Another important cue to ask about feelings toward you is when you notice the patient resisting contact with you. For instance, suppose you are exploring feelings the patient has toward her husband. Initially, she describes her anger, but as you ask about how she experiences her anger, she intellectualizes and rationalizes. But as you continue to point out her repressive defenses, something very interesting occurs. You will notice that she stops looking at you and starts looking out the window or at the floor. She starts to hesitate when you explore feelings. She withdraws. She becomes vague and hard to reach. Gradually, you realize that she is not avoiding feeling so much. She is avoiding you!

When this happens, it is fruitless to keep exploring feeling. The issue is no longer her avoidance of feeling, but her avoidance of genuine contact with you. So you need to shift your focus from her defenses against feeling to her resistance to emotional closeness with you. To do this, point out the defenses by which she distances from you.

“Do you notice how you are becoming vague?” “Do you notice how you look at the floor now?” “Do you notice how you go up in your head?” Having drawn her attention to these tactical defenses (tactics to avoid contact with you), you can point out the pattern. “Do you notice how you are avoiding my eyes?” “Do you notice how there is a barrier coming up here between us?” Having drawn her attention to the “wall”, you can ask, “I wonder what the feeling is here toward me that is making you pull back?” Then keep that focus on the feelings toward you and keep addressing the defenses against emotional closeness.

Sometimes therapists ask, “Is that the only thing you do? Ask about feelings toward the therapist?” No, of course not.
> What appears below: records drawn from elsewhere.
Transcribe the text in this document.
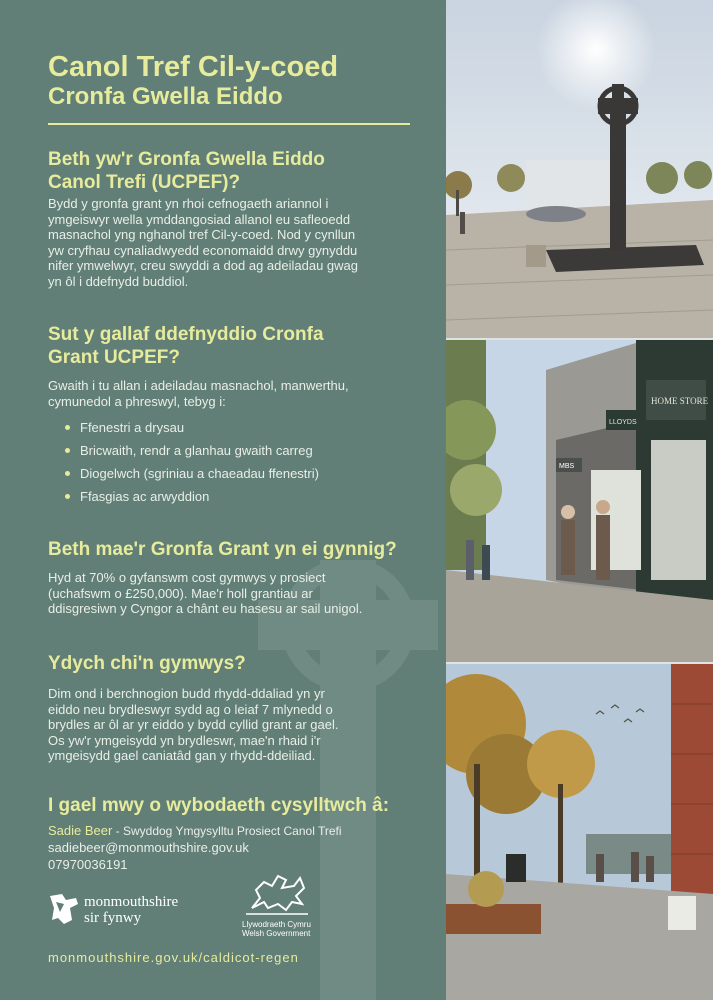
Canol Tref Cil-y-coed
Cronfa Gwella Eiddo
Beth yw'r Gronfa Gwella Eiddo
Canol Trefi (UCPEF)?

Bydd y gronfa grant yn rhoi cefnogaeth ariannol i
ymgeiswyr wella ymddangosiad allanol eu safleoedd
masnachol yng nghanol tref Cil-y-coed. Nod y cynllun
yw cryfhau cynaliadwyedd economaidd drwy gynyddu
nifer ymwelwyr, creu swyddi a dod ag adeiladau gwag
yn ôl i ddefnydd buddiol.

Sut y gallaf ddefnyddio Cronfa
Grant UCPEF?

Gwaith i tu allan i adeiladau masnachol, manwerthu,
cymunedol a phreswyl, tebyg i:

Ffenestri a drysau
Bricwaith, rendr a glanhau gwaith carreg
Diogelwch (sgriniau a chaeadau ffenestri)
Ffasgias ac arwyddion
Beth mae'r Gronfa Grant yn ei gynnig?

Hyd at 70% o gyfanswm cost gymwys y prosiect
(uchafswm o £250,000). Mae'r holl grantiau ar
ddisgresiwn y Cyngor a chânt eu hasesu ar sail unigol.

Ydych chi'n gymwys?

Dim ond i berchnogion budd rhydd-ddaliad yn yr
eiddo neu brydleswyr sydd ag o leiaf 7 mlynedd o
brydles ar ôl ar yr eiddo y bydd cyllid grant ar gael.
Os yw'r ymgeisydd yn brydleswr, mae'n rhaid i'r
ymgeisydd gael caniatâd gan y rhydd-ddeiliad.

I gael mwy o wybodaeth cysylltwch â:

Sadie Beer - Swyddog Ymgysylltu Prosiect Canol Trefi

sadiebeer@monmouthshire.gov.uk

07970036191

monmouthshire
sir fynwy	Llywodraeth Cymru
Welsh Government

monmouthshire.gov.uk/caldicot-regen

HOME STORE
LLOYDS
MBS
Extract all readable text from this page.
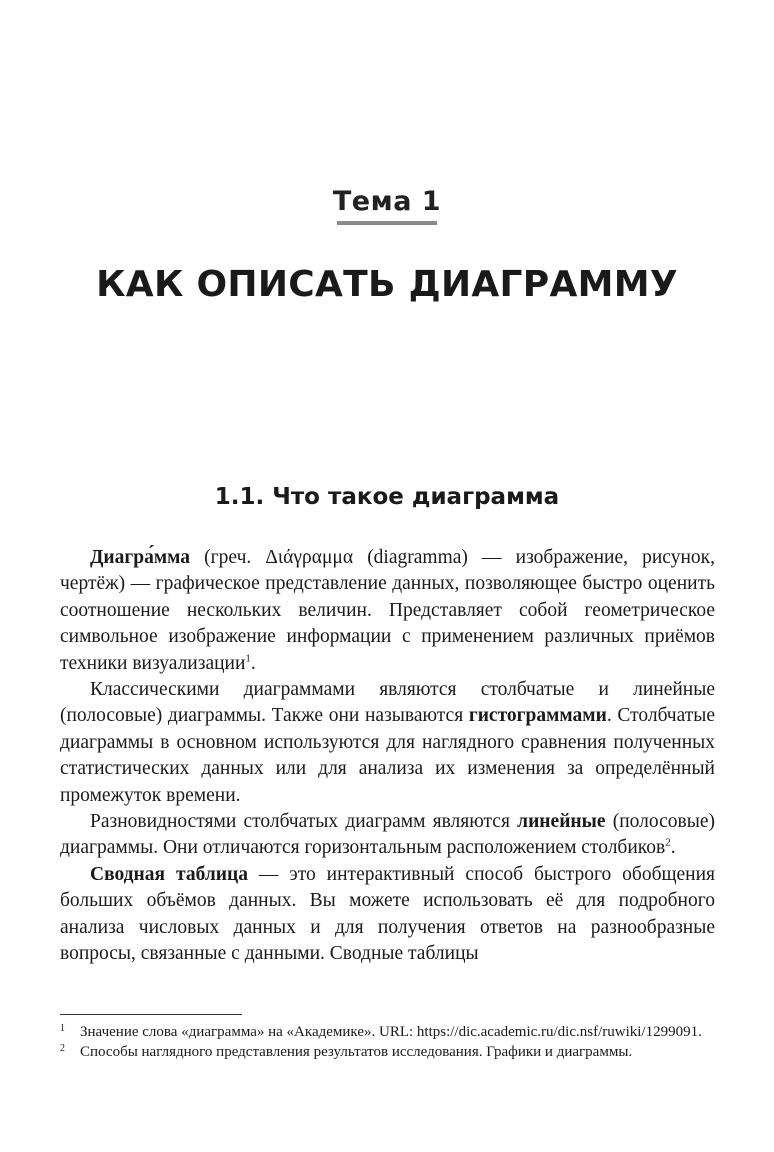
Тема 1
КАК ОПИСАТЬ ДИАГРАММУ
1.1. Что такое диаграмма

Диагра́мма (греч. Διάγραμμα (diagramma) — изображение, рисунок, чертёж) — графическое представление данных, позволяющее быстро оценить соотношение нескольких величин. Представляет собой геометрическое символьное изображение информации с применением различных приёмов техники визуализации$^1$.

Классическими диаграммами являются столбчатые и линейные (полосовые) диаграммы. Также они называются гистограммами. Столбчатые диаграммы в основном используются для наглядного сравнения полученных статистических данных или для анализа их изменения за определённый промежуток времени.

Разновидностями столбчатых диаграмм являются линейные (полосовые) диаграммы. Они отличаются горизонтальным расположением столбиков$^2$.

Сводная таблица — это интерактивный способ быстрого обобщения больших объёмов данных. Вы можете использовать её для подробного анализа числовых данных и для получения ответов на разнообразные вопросы, связанные с данными. Сводные таблицы

1 Значение слова «диаграмма» на «Академике». URL: https://dic.academic.ru/dic.nsf/ruwiki/1299091.
2 Способы наглядного представления результатов исследования. Графики и диаграммы.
There is no one intervention that we do “all the time.” To do any intervention all the time would not be therapy but an obsessive-compulsive disorder on the loose 😉 The only thing we do all the time is monitor the patient’s response to intervention. If exploring a feeling in a past or current relationship mobilizes unconscious anxiety and defense, we know we are in the right place. If exploring the patient’s feelings toward us mobilizes unconscious anxiety and defense, we explore there. Thus, no intervention or formula is our guide. Instead, the patient’s unconscious anxiety and defense always let us know where the unconscious feelings are. And that’s where we go.